Margolis wrote, “Out of my career-long immersion in medical education for minorities, I consider my participation in the creation of this fund as my most fulfilling experience.” In a 1993 memo addressed to Leonard Beckum, vice president and vice provost of Duke University at the time, Margolis wrote, “Absent this memorial, a Black employee, whose ties to Duke Hospital and Medical School began with the opening of the institution and spanned more than four decades, would have disappeared from history.” He continued, “In sum: I believe that an award should be presented to a needy medical student, for the purchase of books, or perhaps medical instruments, or aid in the payment of tuition to Duke Medical School.” Margolis’ son Joshua later wrote about his father’s friendship with Love in a paper titled “Dinner with Donald” for Duke’s “Humanitarian Perspectives in Public Policy” course in 1981. “I have a warm memory of Donald,” said Johnston. “He was always there, always doing his work, never heard a word of complaint out of him. Everybody had a tremendous amount of respect and affection for him. I think it’s wonderful that we’re reinstating the service award.”

Love’s Daughter Follows in His Footsteps

Donald Love’s surviving daughter, Pearlie Love Lewis, lives in Durham and retired in 2004 from IBM, where she was a systems analyst. Her husband is Guster Lewis, Jr., and they have a daughter, Deidra Lewis, who is a Global Business Services Operations Manager with UPS in Durham. Their grandson, Ronald Christian Lee, is employed by Durham Public Schools.

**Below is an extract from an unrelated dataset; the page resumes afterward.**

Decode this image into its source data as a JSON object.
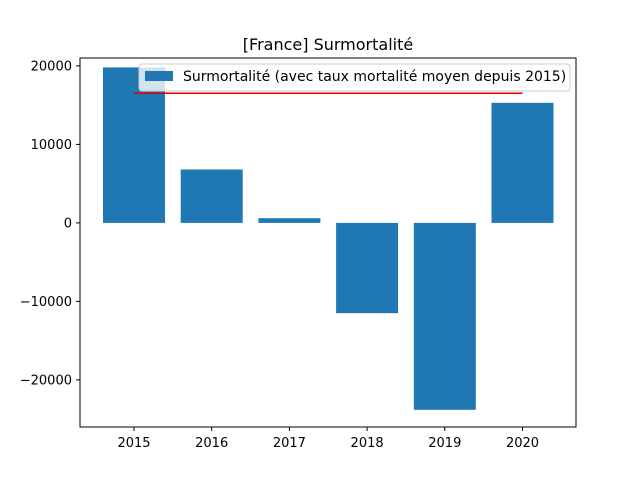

“My dad was the youngest of five children,” said Lewis. “He and I were very close and I learned a lot from him, like how to stay focused and try to always do good by other people.” We came from a very religious family. We believed in doing everything we could for others being good to everybody. My father did that through teaching Sunday school, hosting speaking engagements, and serving as president of PTA for my elementary school. He also wrote a religious weekly articles for the Carolina Times Newspaper for over ten years.” As a young girl, Lewis used to run and skip up and down the Duke Pathology Department halls. She remembers when she came to the hospital to have her tonsils removed. When she realized they were going to give her a shot, she snuck out and says she “escaped to the Pathology halls to hide.” “My father had a garden and invited Pathology Department members and their families to come out and tend the garden and plant together,” Lewis remembers.

Love with wife Mildred Barbee Jones Love and daughter Pearlie Love Lewis

“My family offers special thanks to the Semans and Margolis families for making this dream a reality,” said Lewis about the Service Award. “We vow to embrace the award winner into our family, just as my father would have.”